The first serious international attempt to hold individuals criminally accountable for war crimes, crimes against humanity, or waging aggressive war took place in the aftermath of World War I. Proposals to hold trials for leaders and others in Germany and Turkey had many advocates, but there were also strong countercurrents of opposition. The United States, in particular, opposed any international efforts to try these persons. In the end, the Allies made only a half-hearted attempt to hold international trials, and most of the perpetrators of these crimes escaped criminal justice. In the years after this failure, Nazi Germany undertook a catastrophic campaign of aggression and slaughter. While it is impossible to know fully the degree to which the failure to hold individuals accountable after World War I contributed to these subsequent events, there were numerous links between the Nazis and the World War I-era crimes.
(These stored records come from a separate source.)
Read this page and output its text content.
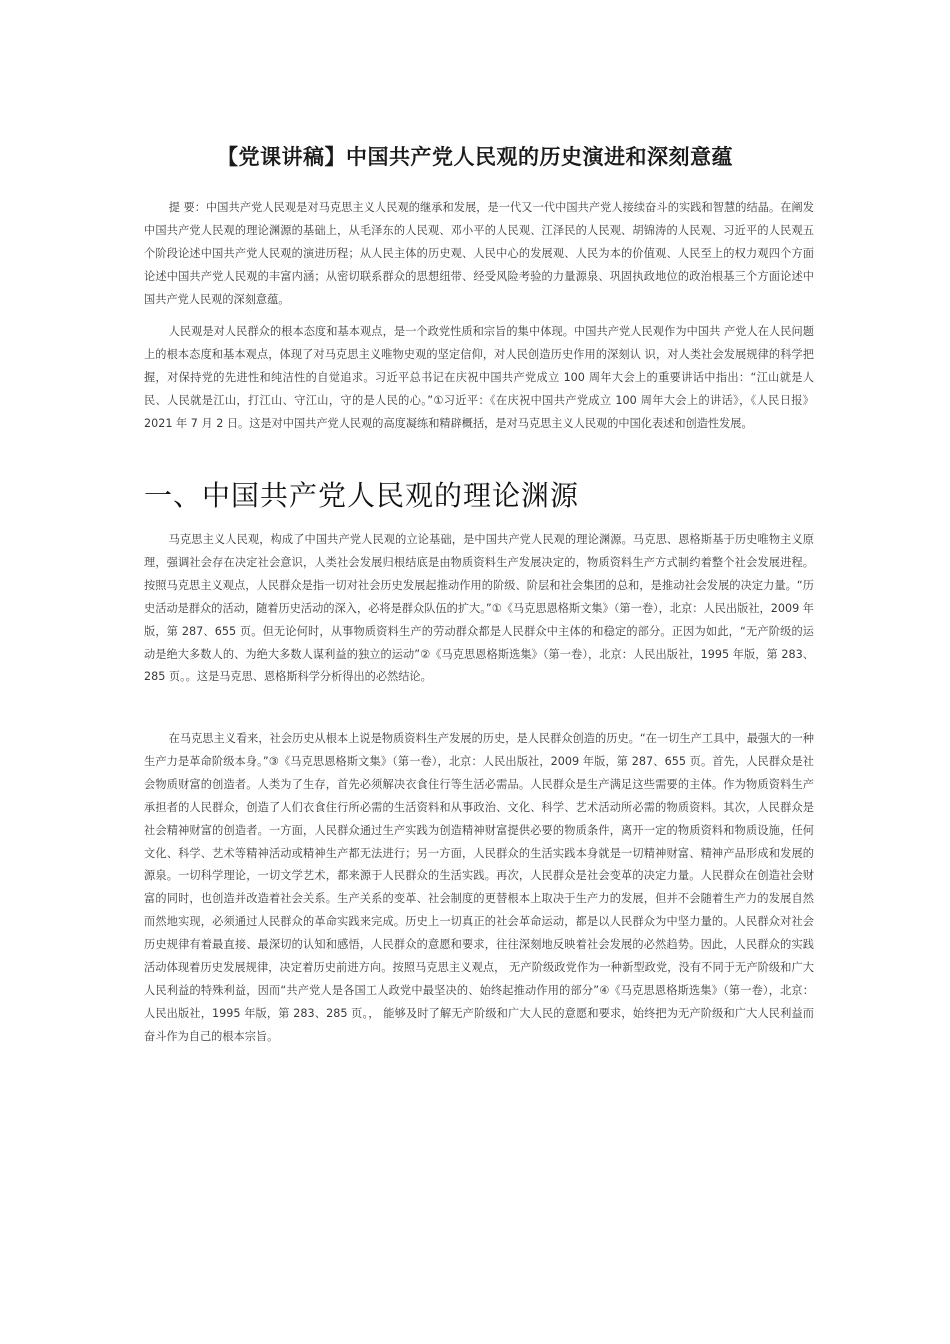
【党课讲稿】中国共产党人民观的历史演进和深刻意蕴

提 要：中国共产党人民观是对马克思主义人民观的继承和发展，是一代又一代中国共产党人接续奋斗的实践和智慧的结晶。在阐发中国共产党人民观的理论渊源的基础上，从毛泽东的人民观、邓小平的人民观、江泽民的人民观、胡锦涛的人民观、习近平的人民观五个阶段论述中国共产党人民观的演进历程；从人民主体的历史观、人民中心的发展观、人民为本的价值观、人民至上的权力观四个方面论述中国共产党人民观的丰富内涵；从密切联系群众的思想纽带、经受风险考验的力量源泉、巩固执政地位的政治根基三个方面论述中国共产党人民观的深刻意蕴。

人民观是对人民群众的根本态度和基本观点，是一个政党性质和宗旨的集中体现。中国共产党人民观作为中国共 产党人在人民问题上的根本态度和基本观点，体现了对马克思主义唯物史观的坚定信仰，对人民创造历史作用的深刻认 识，对人类社会发展规律的科学把握，对保持党的先进性和纯洁性的自觉追求。习近平总书记在庆祝中国共产党成立 100 周年大会上的重要讲话中指出：“江山就是人民、人民就是江山，打江山、守江山，守的是人民的心。”①习近平：《在庆祝中国共产党成立 100 周年大会上的讲话》，《人民日报》2021 年 7 月 2 日。这是对中国共产党人民观的高度凝练和精辟概括，是对马克思主义人民观的中国化表述和创造性发展。

一、中国共产党人民观的理论渊源

马克思主义人民观，构成了中国共产党人民观的立论基础，是中国共产党人民观的理论渊源。马克思、恩格斯基于历史唯物主义原理，强调社会存在决定社会意识，人类社会发展归根结底是由物质资料生产发展决定的，物质资料生产方式制约着整个社会发展进程。按照马克思主义观点，人民群众是指一切对社会历史发展起推动作用的阶级、阶层和社会集团的总和，是推动社会发展的决定力量。“历史活动是群众的活动，随着历史活动的深入，必将是群众队伍的扩大。”①《马克思恩格斯文集》（第一卷），北京：人民出版社，2009 年版，第 287、655 页。但无论何时，从事物质资料生产的劳动群众都是人民群众中主体的和稳定的部分。正因为如此，“无产阶级的运动是绝大多数人的、为绝大多数人谋利益的独立的运动”②《马克思恩格斯选集》（第一卷），北京：人民出版社，1995 年版，第 283、285 页。。这是马克思、恩格斯科学分析得出的必然结论。

在马克思主义看来，社会历史从根本上说是物质资料生产发展的历史，是人民群众创造的历史。“在一切生产工具中，最强大的一种生产力是革命阶级本身。”③《马克思恩格斯文集》（第一卷），北京：人民出版社，2009 年版，第 287、655 页。首先，人民群众是社会物质财富的创造者。人类为了生存，首先必须解决衣食住行等生活必需品。人民群众是生产满足这些需要的主体。作为物质资料生产承担者的人民群众，创造了人们衣食住行所必需的生活资料和从事政治、文化、科学、艺术活动所必需的物质资料。其次，人民群众是社会精神财富的创造者。一方面，人民群众通过生产实践为创造精神财富提供必要的物质条件，离开一定的物质资料和物质设施，任何文化、科学、艺术等精神活动或精神生产都无法进行；另一方面，人民群众的生活实践本身就是一切精神财富、精神产品形成和发展的源泉。一切科学理论，一切文学艺术，都来源于人民群众的生活实践。再次，人民群众是社会变革的决定力量。人民群众在创造社会财富的同时，也创造并改造着社会关系。生产关系的变革、社会制度的更替根本上取决于生产力的发展，但并不会随着生产力的发展自然而然地实现，必须通过人民群众的革命实践来完成。历史上一切真正的社会革命运动，都是以人民群众为中坚力量的。人民群众对社会历史规律有着最直接、最深切的认知和感悟，人民群众的意愿和要求，往往深刻地反映着社会发展的必然趋势。因此，人民群众的实践活动体现着历史发展规律，决定着历史前进方向。按照马克思主义观点， 无产阶级政党作为一种新型政党，没有不同于无产阶级和广大人民利益的特殊利益，因而“共产党人是各国工人政党中最坚决的、始终起推动作用的部分”④《马克思恩格斯选集》（第一卷），北京：人民出版社，1995 年版，第 283、285 页。， 能够及时了解无产阶级和广大人民的意愿和要求，始终把为无产阶级和广大人民利益而奋斗作为自己的根本宗旨。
In particular, Hitler noted the failure to punish the perpetrators of the Armenian genocide in the Ottoman Empire, asking “Who after all is today speaking about the destruction of the Armenians?” After World War II, the United States sought to avoid the mistakes of the past and persuaded the Allies to hold the Nuremberg trials, which are still regarded as a triumph in international criminal law and a highlight of U.S. foreign policy. While the final verdict on the deterrence value of international trials is still out, lessons from both the international and domestic field indicate that these trials may have a strong deterrent effect, and that it will be stronger the more standardized and certain the trials become. Thus the current U.S. attitude toward international courts, particularly toward the International Criminal Court, is dangerous in its similarity to that of the Post-World War I period, and we ignore the lessons from this era at our peril.